Un país donde cada día hay una media de 500 denuncias por violencia de género. Y explican los cuerpos policiales que los delitos relacionados con las violencias machistas son los más infradenunciados por numerosas razones como el miedo a denunciar, el temor a las represalias, la dependencia económica o emocional del agresor, la falta de confianza en el sistema, la vergüenza, el estigma social, la dificultad para obtener pruebas o el temor a no ser creídas.

Económica, psicológica, institucional, vicaria, digital, sexual... son múltiples las formas que adopta la violencia machista y eso hace casi imposible que mujeres y niñas escapen a alguna de ellas, ya sea en el ámbito familiar, laboral, social o sexual.

Especialistas insisten en que la lucha contra las violencias hacia las mujeres debe ser un compromiso colectivo y permanente con los derechos humanos, con la democracia y con la dignidad de las personas, un compromiso que, desde el mundo del arte, la comunicación y la cultura numerosas mujeres lo han asumido en primera persona. Estas son algunas de ellas:

Natalia Lacunza, cantante y compositora

La artista, Natalia Lacunza asegura que su propia experiencia vital como mujer y como persona pública es lo que la ha llevado a "expresar la necesidad de un cambio" y a "reivindicar los derechos de las mujeres y las desigualdades que vivimos día a día".
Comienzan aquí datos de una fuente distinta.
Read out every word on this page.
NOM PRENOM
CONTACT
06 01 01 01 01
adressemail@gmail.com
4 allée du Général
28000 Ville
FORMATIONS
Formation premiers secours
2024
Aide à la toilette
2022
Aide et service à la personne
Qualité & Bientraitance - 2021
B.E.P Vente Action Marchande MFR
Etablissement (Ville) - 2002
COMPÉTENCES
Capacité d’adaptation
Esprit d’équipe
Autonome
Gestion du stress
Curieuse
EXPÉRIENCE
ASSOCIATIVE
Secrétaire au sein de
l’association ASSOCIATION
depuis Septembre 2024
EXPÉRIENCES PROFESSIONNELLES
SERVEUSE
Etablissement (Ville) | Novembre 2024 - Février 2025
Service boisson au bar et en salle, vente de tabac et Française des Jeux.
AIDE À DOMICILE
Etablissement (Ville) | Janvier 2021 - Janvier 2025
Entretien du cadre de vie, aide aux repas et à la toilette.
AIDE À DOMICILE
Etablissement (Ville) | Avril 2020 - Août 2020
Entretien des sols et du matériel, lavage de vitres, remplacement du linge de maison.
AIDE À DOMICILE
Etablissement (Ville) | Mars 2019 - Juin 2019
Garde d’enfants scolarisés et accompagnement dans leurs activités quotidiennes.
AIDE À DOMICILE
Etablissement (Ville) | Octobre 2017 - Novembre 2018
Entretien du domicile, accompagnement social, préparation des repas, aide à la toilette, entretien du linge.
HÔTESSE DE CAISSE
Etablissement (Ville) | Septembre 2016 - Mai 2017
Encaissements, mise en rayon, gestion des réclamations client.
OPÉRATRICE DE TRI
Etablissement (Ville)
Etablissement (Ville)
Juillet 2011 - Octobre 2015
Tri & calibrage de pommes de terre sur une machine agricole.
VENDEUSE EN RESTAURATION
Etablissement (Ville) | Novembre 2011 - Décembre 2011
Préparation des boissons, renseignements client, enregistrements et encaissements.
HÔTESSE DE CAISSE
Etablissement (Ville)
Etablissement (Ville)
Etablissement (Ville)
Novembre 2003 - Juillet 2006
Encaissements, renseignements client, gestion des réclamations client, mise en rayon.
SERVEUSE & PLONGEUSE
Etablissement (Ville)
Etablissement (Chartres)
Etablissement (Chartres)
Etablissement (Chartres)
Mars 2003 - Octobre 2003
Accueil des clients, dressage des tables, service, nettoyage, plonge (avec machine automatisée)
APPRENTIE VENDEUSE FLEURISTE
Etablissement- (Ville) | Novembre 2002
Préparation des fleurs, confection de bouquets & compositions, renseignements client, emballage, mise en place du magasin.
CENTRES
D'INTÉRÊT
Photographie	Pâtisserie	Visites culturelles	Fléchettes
Cantante y compositora, Lacunza habla en sus canciones de relaciones tóxicas, machismo y violencia y, días después de presentar su segundo LP, N2STAL5IA, asegura a Efeminista que "es inevitable hablar desde lo que te ha pasado" y añade que con su música quiere conseguir que quien haya pasado por algún episodio de violencia "se pueda apoyar y sentirse identificada con eso que me pasa a mí como persona pública y que les pasa a todas las demás".

Se trata de "una cuestión de supervivencia y de propia expresión", asevera, y considera que "dentro de la libertad coartada que tenemos", ponerle palabras a esto es "algo muy valioso", "un pasito hacia el reconocimiento total" de las violencias que afectan a mujeres y niñas.

Sindy Takanashi, presentadora del podcast 'Queridas Hermanas'

Sindy Takanashi, conocida creadora de contenido, fundadora de la Agencia de Genyas, presentadora del podcast Queridas hermanas y productora feminista, explica que con su trabajo pretende aportar su "granito de arena", especialmente en lo referente a la violencia sexual, "para tratar de ponerle nombre a las violencias más normalizadas" y, por lo tanto, "más invisibilizadas".

Lo hace, dice, "para intentar llegar a las personas que, incluso sin ellas mismas saberlo, sufren violencia sexual en su relaciones, o han sufrido algún tipo de violencia sexual a lo largo de su vida", personas que, pese a no saber que están siendo víctimas de esa violencia, "sí que están sufriendo las consecuencias".

El activismo de Sindy Takanashi nace de su experiencia como superviviente de violencia sexual, algo que ha marcado su discurso público y que refleja en trabajos como el podcast Queridas Hermanas (Podimo), un espacio en el que trata temas como la violencia machista, la maternidad o la salud mental mediante entrevistas, reflexiones y testimonios en primera persona. Además, actualmente presentar el programa ¡Señora! en Flooxer, donde da protagonismo a las mujeres mayores en diálogos sinceros y críticos.

Carla Galeote, divulgadora digital

Carla Galeote, divulgadora digital sobre feminismos, recuerda que lo que le hizo dar el paso de proyectarse públicamente para hablar de feminismos fue sentirse sola y pensar que las redes sociales podían ser un lugar de encuentro, de pensamiento crítico y de comunidad con otras mujeres, sobre todo ante las violencias machistas.

"Lo que me hizo dar el paso de proyectarme públicamente para hablar de feminismos fue sentirme sola en clase y sentir que las redes sociales podrían ser un espacio de construcción, de pensamiento crítico y de comunidad para que todas esas mujeres, que como yo en ese entonces, se sentían solas y no encontraban compañeras feministas, pudieran sentirse allí apoyadas y sobre todo en comunidad ante violencias machistas", explica a Efeminista.

Comunicadora, activista feminista y creadora de contenido con una fuerte presencia en redes sociales, Carla Galeote se ha convertido en un referente de la generación Z en temas de igualdad, salud mental, diversidad y derechos humanos. Es autora de Hablemos de feminismos, un ensayo en el que comparte su testimonio y analiza cómo el patriarcado se adapta a las nuevas realidades digitales, combinando reflexiones personales con reivindicaciones políticas.

Pamela Palenciano, actriz y activista

La actriz y autora del monólogo No solo duelen los golpes, sobre violencia de género en la pareja, Pamela Palenciano se define como "artivista", una acrónimo de artista y activista.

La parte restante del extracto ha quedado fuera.